本書は、ISISが台頭する前だが、アラブの春を契機として内戦に陥ったシリア、その状況を俯瞰するとともに、先代の父ハーフェズ・アサド大統領と、現在の息子バシャール・アサド大統領のとった政策等について概略を書いている
シリアの政権はアサド一族も含めてイスラム教アラウィ派で固められている。しかし、いろいろイスラームの本を読んだが、アラウィ派というのは歴史上ほとんど出てこない。イスラム教の一派ではないと言い切る本もあった。
p88
「アラウィ派は、歴史的にイスラム教社会で異端的な存在として繰り返し迫害を受け、そのため彼らは山岳地帯に逃れ住んでいた。(中略)

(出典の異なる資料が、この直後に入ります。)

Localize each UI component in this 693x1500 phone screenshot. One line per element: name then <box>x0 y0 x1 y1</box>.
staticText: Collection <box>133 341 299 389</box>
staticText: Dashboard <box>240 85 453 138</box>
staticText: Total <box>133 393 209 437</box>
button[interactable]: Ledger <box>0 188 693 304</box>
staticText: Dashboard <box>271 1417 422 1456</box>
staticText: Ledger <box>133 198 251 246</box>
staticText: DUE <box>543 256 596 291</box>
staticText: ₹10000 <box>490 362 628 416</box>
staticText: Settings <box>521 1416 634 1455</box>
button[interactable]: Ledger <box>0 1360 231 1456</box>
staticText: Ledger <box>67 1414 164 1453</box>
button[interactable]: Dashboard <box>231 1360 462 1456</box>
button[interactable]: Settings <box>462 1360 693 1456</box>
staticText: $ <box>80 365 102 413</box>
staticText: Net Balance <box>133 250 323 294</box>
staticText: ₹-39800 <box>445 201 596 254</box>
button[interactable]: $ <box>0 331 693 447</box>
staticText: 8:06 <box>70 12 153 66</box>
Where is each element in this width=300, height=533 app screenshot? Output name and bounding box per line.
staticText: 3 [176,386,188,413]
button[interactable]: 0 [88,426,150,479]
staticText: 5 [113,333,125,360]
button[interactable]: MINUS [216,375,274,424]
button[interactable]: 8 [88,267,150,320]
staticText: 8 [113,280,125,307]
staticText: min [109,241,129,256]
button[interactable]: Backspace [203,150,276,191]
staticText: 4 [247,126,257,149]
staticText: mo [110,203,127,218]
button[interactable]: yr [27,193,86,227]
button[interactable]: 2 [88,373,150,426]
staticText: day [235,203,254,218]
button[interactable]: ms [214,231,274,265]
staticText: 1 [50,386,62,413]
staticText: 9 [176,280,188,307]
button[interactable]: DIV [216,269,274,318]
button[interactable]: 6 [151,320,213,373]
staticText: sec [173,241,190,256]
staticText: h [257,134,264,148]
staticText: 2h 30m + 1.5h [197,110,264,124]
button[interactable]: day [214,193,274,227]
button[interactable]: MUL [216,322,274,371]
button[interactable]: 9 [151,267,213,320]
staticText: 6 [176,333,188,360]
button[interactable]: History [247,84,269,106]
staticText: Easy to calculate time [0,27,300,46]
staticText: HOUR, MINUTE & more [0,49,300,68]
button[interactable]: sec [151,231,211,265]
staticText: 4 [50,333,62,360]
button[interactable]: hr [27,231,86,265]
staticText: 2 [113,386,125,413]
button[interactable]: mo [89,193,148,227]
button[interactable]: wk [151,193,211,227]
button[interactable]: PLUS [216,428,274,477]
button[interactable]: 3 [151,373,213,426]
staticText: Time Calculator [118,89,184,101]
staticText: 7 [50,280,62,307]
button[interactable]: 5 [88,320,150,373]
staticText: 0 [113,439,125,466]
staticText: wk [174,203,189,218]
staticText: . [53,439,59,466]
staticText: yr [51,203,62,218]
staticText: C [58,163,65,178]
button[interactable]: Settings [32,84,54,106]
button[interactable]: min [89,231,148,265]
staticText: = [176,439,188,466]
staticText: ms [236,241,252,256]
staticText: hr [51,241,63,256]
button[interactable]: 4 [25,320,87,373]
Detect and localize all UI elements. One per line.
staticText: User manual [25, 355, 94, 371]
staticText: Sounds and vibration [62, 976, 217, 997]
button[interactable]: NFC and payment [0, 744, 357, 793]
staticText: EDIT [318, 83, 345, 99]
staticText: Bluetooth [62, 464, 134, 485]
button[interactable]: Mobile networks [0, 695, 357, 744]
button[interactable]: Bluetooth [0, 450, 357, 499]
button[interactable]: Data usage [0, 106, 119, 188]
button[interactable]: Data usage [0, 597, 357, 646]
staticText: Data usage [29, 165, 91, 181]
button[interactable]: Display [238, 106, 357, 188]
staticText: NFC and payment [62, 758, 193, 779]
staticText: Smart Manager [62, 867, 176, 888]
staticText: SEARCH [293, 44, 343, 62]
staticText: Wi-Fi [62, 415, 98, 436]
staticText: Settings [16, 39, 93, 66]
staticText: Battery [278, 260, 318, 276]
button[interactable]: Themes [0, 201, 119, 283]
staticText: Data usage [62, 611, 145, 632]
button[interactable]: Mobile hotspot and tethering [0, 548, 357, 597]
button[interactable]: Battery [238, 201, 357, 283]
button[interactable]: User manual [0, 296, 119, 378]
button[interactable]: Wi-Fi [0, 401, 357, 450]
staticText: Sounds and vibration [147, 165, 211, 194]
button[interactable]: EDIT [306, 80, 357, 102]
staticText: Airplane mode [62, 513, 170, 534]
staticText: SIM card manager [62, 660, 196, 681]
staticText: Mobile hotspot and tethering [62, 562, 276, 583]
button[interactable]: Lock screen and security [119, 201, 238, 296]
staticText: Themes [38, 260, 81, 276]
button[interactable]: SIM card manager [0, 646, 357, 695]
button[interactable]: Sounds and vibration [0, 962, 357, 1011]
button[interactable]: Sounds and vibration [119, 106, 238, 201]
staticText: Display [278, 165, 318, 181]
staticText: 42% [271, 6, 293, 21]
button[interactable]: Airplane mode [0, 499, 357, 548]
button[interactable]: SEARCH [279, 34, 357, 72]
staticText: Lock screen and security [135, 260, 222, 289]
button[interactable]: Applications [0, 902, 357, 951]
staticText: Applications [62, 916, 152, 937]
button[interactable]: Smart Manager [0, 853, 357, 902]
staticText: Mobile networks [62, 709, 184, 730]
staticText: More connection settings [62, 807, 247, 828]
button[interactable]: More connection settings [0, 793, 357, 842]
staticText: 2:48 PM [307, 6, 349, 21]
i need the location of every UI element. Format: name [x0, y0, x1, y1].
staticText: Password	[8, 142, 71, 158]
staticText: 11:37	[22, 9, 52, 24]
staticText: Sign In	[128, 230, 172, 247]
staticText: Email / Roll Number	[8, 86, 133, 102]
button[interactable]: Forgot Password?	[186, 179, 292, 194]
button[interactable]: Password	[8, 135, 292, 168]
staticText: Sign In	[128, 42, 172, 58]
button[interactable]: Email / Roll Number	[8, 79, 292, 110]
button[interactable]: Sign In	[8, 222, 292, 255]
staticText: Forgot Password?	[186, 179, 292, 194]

アラウィ派が一応イスラム教シーア派に属するとみなされるのは73年にハーフェズ・アサド大統領がレバノンのシーア派指導者ムーサ・サドル導師からその旨の裁定を得たからである。アラウィ派の人々は彼らが社会のくびきから解き放たれたのはハーフェズ・アサド大統領のお陰だという」
なるほど、そうだったのか。
本書は現代シリアの大統領を中心に書かれているが、イスラエルやエジプト、イランとの関係も書かれているので、シリアを中心に据えた現代中近東情勢として捕らえた方が良い。
タイトルで損をしている気がする。